A recombination detection analysis using RDP3 identified three potential events. The genome segment affected by the first putative recombination event starts at positions 23,227 and ends at position 44,587. It has been reported previously that this part of the genome includes both a highly variable region, which is located at position 22,961-23,619 in the W-29 isolate, and a genomic deletion when compared with the W-70 and W-93 isolates [33]. In addition, it has been suggested that the chimeric thymidine kinase (TK) and thymidylate kinase (TMK) genes were incorporated into the WSSV genome via homologous recombination [34]. Moreover, the vast majority of the informative sites on which the respective recombination signals were based lie in these variable regions. Since RDP assumes that differences between sequences arise from independent point mutations, the first recombination event was discarded as unrealistic. As the remaining two recombination events were located in regions of low variability and few deletions, and as low p-values were achieved during the analysis (Table 2), they were considered accurate and trustworthy.

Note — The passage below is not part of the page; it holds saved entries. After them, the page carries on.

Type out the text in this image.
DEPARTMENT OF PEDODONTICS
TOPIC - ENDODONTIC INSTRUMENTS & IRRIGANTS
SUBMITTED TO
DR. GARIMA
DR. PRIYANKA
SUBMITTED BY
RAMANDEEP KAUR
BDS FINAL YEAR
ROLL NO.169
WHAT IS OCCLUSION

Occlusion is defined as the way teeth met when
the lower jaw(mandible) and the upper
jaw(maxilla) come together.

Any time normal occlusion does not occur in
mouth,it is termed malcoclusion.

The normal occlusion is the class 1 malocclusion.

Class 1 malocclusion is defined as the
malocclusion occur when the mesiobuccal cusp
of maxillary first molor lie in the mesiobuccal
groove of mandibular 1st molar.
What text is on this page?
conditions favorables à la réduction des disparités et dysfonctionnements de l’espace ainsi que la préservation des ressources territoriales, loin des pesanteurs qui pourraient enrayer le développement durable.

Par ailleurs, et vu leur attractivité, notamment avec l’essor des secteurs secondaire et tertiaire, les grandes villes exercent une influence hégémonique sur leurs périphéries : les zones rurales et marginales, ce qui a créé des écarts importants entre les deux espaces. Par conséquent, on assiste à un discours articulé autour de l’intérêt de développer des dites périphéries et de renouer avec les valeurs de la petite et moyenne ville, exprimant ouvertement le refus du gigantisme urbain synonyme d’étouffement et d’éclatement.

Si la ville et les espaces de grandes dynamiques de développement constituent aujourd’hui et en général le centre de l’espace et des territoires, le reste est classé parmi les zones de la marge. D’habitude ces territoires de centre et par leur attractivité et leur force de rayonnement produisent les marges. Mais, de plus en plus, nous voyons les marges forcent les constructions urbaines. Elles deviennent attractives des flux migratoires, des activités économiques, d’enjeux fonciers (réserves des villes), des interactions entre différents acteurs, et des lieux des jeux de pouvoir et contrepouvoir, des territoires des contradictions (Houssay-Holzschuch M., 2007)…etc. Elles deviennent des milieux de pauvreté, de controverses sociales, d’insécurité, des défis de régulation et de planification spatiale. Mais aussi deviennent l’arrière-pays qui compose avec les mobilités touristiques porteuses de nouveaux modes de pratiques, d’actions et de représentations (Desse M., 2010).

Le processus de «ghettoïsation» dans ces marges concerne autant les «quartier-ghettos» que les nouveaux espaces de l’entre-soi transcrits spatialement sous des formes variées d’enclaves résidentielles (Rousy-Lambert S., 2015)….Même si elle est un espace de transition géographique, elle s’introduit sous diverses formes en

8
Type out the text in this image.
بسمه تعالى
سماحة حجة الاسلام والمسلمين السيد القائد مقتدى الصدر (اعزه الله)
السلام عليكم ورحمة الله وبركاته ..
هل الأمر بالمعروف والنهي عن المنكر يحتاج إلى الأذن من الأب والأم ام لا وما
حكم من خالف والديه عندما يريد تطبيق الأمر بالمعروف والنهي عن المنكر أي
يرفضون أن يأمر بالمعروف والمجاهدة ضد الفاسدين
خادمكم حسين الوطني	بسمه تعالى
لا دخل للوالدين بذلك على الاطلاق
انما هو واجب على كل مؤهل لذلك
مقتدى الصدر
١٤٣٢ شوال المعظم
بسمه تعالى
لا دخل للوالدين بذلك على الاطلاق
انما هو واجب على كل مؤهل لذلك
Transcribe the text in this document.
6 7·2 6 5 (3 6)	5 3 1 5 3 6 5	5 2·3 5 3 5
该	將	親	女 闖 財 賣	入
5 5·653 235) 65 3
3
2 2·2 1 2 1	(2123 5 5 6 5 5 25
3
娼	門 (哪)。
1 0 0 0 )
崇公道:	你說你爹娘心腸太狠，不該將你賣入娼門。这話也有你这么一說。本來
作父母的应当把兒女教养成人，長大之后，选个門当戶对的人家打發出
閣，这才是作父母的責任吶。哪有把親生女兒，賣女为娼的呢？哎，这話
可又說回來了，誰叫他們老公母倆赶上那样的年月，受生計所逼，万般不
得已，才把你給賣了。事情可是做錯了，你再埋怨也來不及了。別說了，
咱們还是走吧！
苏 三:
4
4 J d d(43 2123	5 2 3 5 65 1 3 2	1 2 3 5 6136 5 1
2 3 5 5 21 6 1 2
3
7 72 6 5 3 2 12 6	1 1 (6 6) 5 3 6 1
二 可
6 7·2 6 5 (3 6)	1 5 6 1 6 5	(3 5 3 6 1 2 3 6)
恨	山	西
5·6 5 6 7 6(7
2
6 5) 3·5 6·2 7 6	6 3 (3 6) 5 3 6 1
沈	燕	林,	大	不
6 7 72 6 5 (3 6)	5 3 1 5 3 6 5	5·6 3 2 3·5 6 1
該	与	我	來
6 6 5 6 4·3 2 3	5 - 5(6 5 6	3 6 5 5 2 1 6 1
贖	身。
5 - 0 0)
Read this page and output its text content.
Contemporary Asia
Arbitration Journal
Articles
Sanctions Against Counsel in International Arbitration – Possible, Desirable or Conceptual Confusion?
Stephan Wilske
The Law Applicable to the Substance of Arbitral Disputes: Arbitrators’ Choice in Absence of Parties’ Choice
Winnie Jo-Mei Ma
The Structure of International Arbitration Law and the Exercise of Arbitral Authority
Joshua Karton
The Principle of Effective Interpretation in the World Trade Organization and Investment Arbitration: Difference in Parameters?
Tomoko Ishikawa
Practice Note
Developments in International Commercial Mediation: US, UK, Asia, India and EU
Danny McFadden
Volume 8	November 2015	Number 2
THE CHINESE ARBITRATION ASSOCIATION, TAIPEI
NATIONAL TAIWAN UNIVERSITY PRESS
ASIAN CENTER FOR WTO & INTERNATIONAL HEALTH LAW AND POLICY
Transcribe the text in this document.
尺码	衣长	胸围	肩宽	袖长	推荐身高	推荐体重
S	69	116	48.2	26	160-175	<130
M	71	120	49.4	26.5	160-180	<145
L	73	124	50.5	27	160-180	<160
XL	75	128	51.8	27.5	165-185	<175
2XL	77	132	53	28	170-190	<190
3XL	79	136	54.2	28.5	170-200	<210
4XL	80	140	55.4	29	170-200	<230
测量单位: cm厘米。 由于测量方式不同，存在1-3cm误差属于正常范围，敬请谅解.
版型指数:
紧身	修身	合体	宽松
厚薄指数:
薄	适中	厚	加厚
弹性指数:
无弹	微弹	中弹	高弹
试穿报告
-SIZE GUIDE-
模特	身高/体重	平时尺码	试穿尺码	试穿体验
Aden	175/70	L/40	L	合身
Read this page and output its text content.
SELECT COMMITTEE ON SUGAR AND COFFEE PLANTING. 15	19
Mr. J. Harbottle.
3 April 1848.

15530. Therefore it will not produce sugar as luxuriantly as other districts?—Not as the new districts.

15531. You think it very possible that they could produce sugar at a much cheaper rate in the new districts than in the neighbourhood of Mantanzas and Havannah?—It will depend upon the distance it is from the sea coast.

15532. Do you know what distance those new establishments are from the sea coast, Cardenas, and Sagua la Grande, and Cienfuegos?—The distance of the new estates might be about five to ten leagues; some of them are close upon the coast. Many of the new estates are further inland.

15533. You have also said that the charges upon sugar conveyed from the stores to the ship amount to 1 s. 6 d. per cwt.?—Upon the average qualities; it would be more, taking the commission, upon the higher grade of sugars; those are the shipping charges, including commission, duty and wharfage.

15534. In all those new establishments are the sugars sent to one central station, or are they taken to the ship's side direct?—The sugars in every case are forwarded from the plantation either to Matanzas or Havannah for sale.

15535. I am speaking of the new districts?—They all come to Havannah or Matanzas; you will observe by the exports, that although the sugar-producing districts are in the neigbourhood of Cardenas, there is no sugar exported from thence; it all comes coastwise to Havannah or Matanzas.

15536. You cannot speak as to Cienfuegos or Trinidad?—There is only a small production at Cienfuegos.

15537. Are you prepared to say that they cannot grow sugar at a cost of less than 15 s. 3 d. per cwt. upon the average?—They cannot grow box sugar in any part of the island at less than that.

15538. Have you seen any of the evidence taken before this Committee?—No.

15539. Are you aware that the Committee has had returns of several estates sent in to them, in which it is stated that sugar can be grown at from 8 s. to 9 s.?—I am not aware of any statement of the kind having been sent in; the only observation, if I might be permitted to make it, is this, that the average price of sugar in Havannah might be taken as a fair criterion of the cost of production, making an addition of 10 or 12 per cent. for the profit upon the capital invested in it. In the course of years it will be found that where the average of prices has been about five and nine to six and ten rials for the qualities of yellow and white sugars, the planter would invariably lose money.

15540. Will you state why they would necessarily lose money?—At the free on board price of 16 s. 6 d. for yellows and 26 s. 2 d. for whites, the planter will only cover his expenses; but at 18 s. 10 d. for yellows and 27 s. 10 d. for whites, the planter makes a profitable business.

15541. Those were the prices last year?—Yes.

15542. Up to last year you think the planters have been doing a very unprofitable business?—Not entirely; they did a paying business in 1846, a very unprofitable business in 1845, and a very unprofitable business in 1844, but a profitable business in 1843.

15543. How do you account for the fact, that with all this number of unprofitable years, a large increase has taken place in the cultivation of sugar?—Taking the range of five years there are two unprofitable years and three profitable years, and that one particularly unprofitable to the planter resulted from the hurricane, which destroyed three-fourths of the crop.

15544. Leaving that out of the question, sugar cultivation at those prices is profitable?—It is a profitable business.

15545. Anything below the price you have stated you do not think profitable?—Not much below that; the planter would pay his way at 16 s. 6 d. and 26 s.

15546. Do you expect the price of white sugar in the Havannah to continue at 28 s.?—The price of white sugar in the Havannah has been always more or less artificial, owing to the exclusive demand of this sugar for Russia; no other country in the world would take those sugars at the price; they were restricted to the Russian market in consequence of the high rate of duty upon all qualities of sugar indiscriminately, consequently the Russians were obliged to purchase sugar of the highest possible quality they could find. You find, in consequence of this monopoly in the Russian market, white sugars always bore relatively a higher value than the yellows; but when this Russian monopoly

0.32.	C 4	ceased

Table 2 The average p-values of three recombination events occurring in WSSV calculated by six different recombination detection methods

Based on the findings of RDP and the distribution of sequence similarity (Fig. 1), it was concluded that the following recombination events (event II and event III) are the most plausible: W-93 resulted from a recombination of W-29, W-70 and an unknown WSSV sequence (probably an ancestral WSSV variant) in which the segments (measured in reference to the alignment used) started at position 1 to 96,803 and 201,825-280,000 stem from W-29, while the segment 96,803-201,825 was derived from W-70, and the segment 280,000-end originated from an unknown sequence. Furthermore, according to the results obtained in this study, it is proposed that W-29 resulted from a recombination of W-70 and an unknown WSSV isolate in which the segment starting at position 1-285,484 stems from an unknown sequence and the segment 285,484-end originated from WSSV-70. These results contrast with those reported recently, in which a model of gradual WSSV genome shrinkage has been proposed [35].

Fig. 1
figure 1

Identification of recombination events II and III occurring in the WSSV genome, using the results of bootscan analysis for the recombination origin on the basis of pairwise distance, modeled with a window size of 200, a step size of 20 and 100 bootstrap replicates

Accordingly, the WSSV genome has been shrinking by removing some variable regions while at the same time its virulence has increased due to a faster replication of a smaller genome. Thus, the suggested expansion of the WSSV genome is not paradoxical. A genome is a collection of genes that controls and coordinates the essential functions of an organism through a dynamic interaction of its elements [36]. Thus, it is clear that a virus containing a small genome will depend extensively on the host cell as a provider of the elements needed for its replication. It is also clear that a reduction in the genome size may confer some evolutionary advantages to the virus. However, a virus genome reduction is not necessarily a straightforward process. According to the results obtained in the present study, a reduction in the WSSV genome indeed occurred early during its evolution; however, successive recombination events have caused an increase in the genome size. Similar findings involving recombinational events during viral genome size increase have been reported previously, suggesting that some genome components of the geminiviruses may have experienced homologous and non-homologous recombination events that finally caused a size increase [37]. If this hypothesis is proven correct, it may be clear that the WSSV genome is non-static, and recombination is certainly an important force in its evolution, conferring an outstanding ability to adapt to any given environment.